本番前日は、あいにくの雨天だった。全員揃いの雨合羽姿でリハーサルに臨んだ。進行やカメラ位置をチェックしたい、イベント演出者やメディア関係者からの要望もあったのだろう。
今はガランとしているスタンドが、明日は人で一杯になる。あの貴賓席に総統や偉いさんたちが腰掛ける。日本からも議員団が来ているとのことだから、あのあたりに腰掛けるのだろうか。
楽器を濡らすわけにはゆかない。ドラムメジャー(指揮者、部のキャプテン)の指揮にそって、彼女らは楽器を構える姿勢をとって行進し、自分のパートを歌った。♬ タララ~、リララ~。
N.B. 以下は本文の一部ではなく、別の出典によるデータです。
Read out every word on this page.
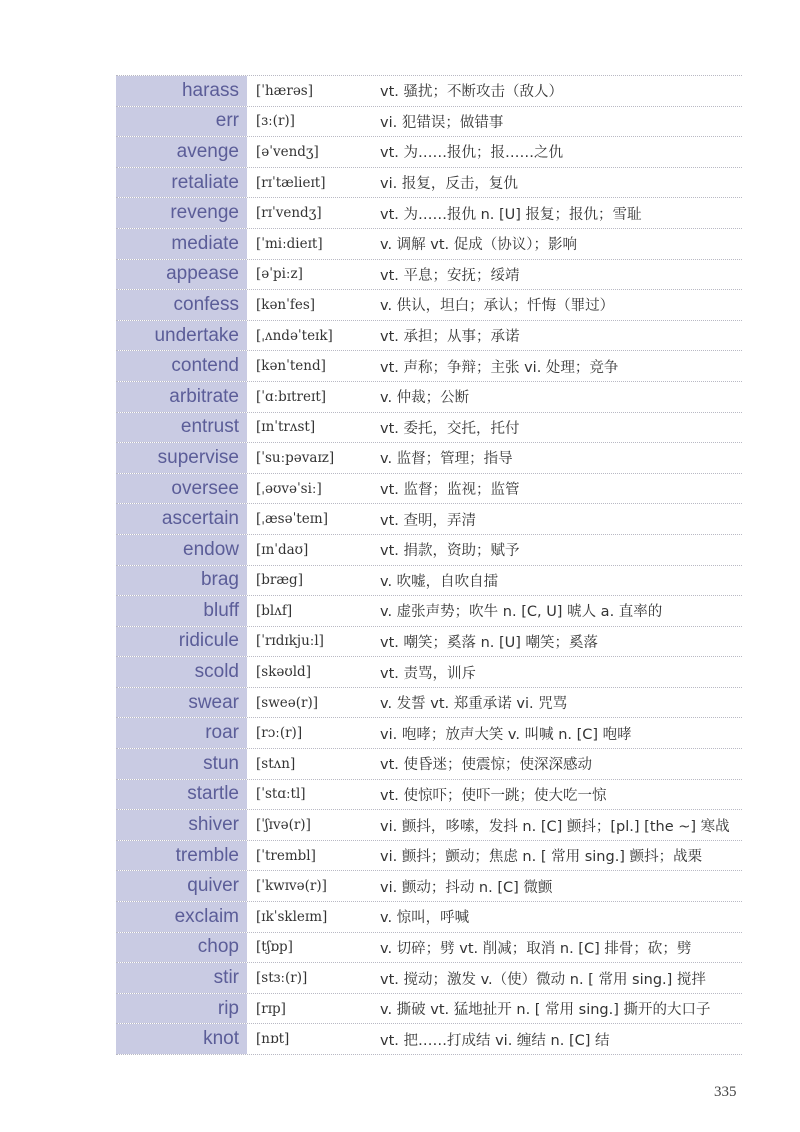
harass	[ˈhærəs]	vt. 骚扰；不断攻击（敌人）
err	[ɜː(r)]	vi. 犯错误；做错事
avenge	[əˈvendʒ]	vt. 为……报仇；报……之仇
retaliate	[rɪˈtælieɪt]	vi. 报复，反击，复仇
revenge	[rɪˈvendʒ]	vt. 为……报仇 n. [U] 报复；报仇；雪耻
mediate	[ˈmiːdieɪt]	v. 调解 vt. 促成（协议）；影响
appease	[əˈpiːz]	vt. 平息；安抚；绥靖
confess	[kənˈfes]	v. 供认，坦白；承认；忏悔（罪过）
undertake	[ˌʌndəˈteɪk]	vt. 承担；从事；承诺
contend	[kənˈtend]	vt. 声称；争辩；主张 vi. 处理；竞争
arbitrate	[ˈɑːbɪtreɪt]	v. 仲裁；公断
entrust	[ɪnˈtrʌst]	vt. 委托，交托，托付
supervise	[ˈsuːpəvaɪz]	v. 监督；管理；指导
oversee	[ˌəʊvəˈsiː]	vt. 监督；监视；监管
ascertain	[ˌæsəˈteɪn]	vt. 查明，弄清
endow	[ɪnˈdaʊ]	vt. 捐款，资助；赋予
brag	[bræg]	v. 吹嘘，自吹自擂
bluff	[blʌf]	v. 虚张声势；吹牛 n. [C, U] 唬人 a. 直率的
ridicule	[ˈrɪdɪkjuːl]	vt. 嘲笑；奚落 n. [U] 嘲笑；奚落
scold	[skəʊld]	vt. 责骂，训斥
swear	[sweə(r)]	v. 发誓 vt. 郑重承诺 vi. 咒骂
roar	[rɔː(r)]	vi. 咆哮；放声大笑 v. 叫喊 n. [C] 咆哮
stun	[stʌn]	vt. 使昏迷；使震惊；使深深感动
startle	[ˈstɑːtl]	vt. 使惊吓；使吓一跳；使大吃一惊
shiver	[ˈʃɪvə(r)]	vi. 颤抖，哆嗦，发抖 n. [C] 颤抖；[pl.] [the ~] 寒战
tremble	[ˈtrembl]	vi. 颤抖；颤动；焦虑 n. [ 常用 sing.] 颤抖；战栗
quiver	[ˈkwɪvə(r)]	vi. 颤动；抖动 n. [C] 微颤
exclaim	[ɪkˈskleɪm]	v. 惊叫，呼喊
chop	[tʃɒp]	v. 切碎；劈 vt. 削减；取消 n. [C] 排骨；砍；劈
stir	[stɜː(r)]	vt. 搅动；激发 v.（使）微动 n. [ 常用 sing.] 搅拌
rip	[rɪp]	v. 撕破 vt. 猛地扯开 n. [ 常用 sing.] 撕开的大口子
knot	[nɒt]	vt. 把……打成结 vi. 缠结 n. [C] 结
335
打楽器担当は、それぞれ自分が拍つところを拍手しながら行進した。
このリハの動画は、堂々たる本番の映像以上に、感動的である。
台北の大路を悪魔たちが往く。本番は滞りなく進行した。台湾の皆さんに対して、佳い贈物ができた。彼女らと関係者ご一同の輝かしき功績である。
願わくは五十年後、あの時のことがあったればこそ以後の人生があり、今の私があると、全員に回想して欲しい。しかしこのうちのいく人かは、あん時すべての運を使い果しちまったのかもネ、と呟くことも避けられまい。人の世とは、おうおうにしてさようなものと、当方は承知している齢だ。やはり悪魔の所業であるか。